UPDATE Answering your questions:

  • Files are partial products of data processing for the purpose of ML
  • There are pandas.Series objects but the dtype is not known upfront
  • I want to have many files because we want to pick any subset easily
  • I want to have many smaller files instead of one big file because deserialization of one big file takes more memory (at some point in time we have serialized string and deserialized objects)
  • The size of the files can vary a lot
  • I use python 3.7 so I believe it's cPickle in fact
  • Using pickle is very flexible because I don't have to worry about underlying types - I can save anything

Solution

  • I think that the solution would be some library written in C that takes a list of files to read and then runs multiple threads (without GIL). Is there something like this around?
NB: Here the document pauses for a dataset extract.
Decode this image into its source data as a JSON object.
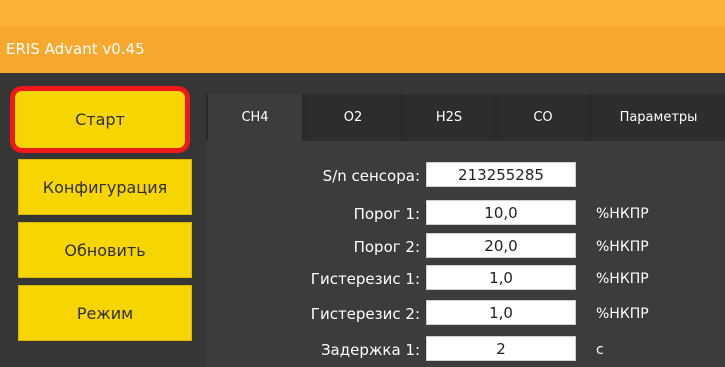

    In short: no. pickle is apparently good enough for enough people that there are no major alternate implementations fully compatible with the pickle protocol. As of sometime in python 3, cPickle was merged with pickle, and neither release the GIL anyway which is why threading won't help you (search for Py_BEGIN_ALLOW_THREADS in _pickle.c and you will find nothing).

    If your data can be re-structured into a simpler data format like csv, or a binary format like numpy's npy, there will be less cpu overhead when reading your data. Pickle is built for flexibility first rather than speed or compactness first. One possible exception to the rule of more complex less speed is the HDF5 format using h5py, which can be fairly complex, and I have used to max out the bandwidth of a sata ssd.

    Finally you mention you have many many pickle files, and that itself is probably causing no small amount of overhead. Each time you open a new file, there's some overhead involved from the operating system. Conveniently you can combine pickle files by simply appending them together. Then you can call Unpickler.load() until you reach the end of the file. Here's a quick example of combining two pickle files together using shutil

    import pickle, shutil, os
    
    #some dummy data
    d1 = {'a': 1, 'b': 2, 1: 'a', 2: 'b'}
    d2 = {'c': 3, 'd': 4, 3: 'c', 4: 'd'}
    
    #create two pickles
    with open('test1.pickle', 'wb') as f:
        pickle.Pickler(f).dump(d1)
    with open('test2.pickle', 'wb') as f:
        pickle.Pickler(f).dump(d2)
        
    #combine list of pickle files
    with open('test3.pickle', 'wb') as dst:
        for pickle_file in ['test1.pickle', 'test2.pickle']:
            with open(pickle_file, 'rb') as src:
                shutil.copyfileobj(src, dst)
                
    #unpack the data
    with open('test3.pickle', 'rb') as f:
        p = pickle.Unpickler(f)
        while True:
            try:
                print(p.load())
            except EOFError:
                break
            
    #cleanup
    os.remove('test1.pickle')
    os.remove('test2.pickle')
    os.remove('test3.pickle')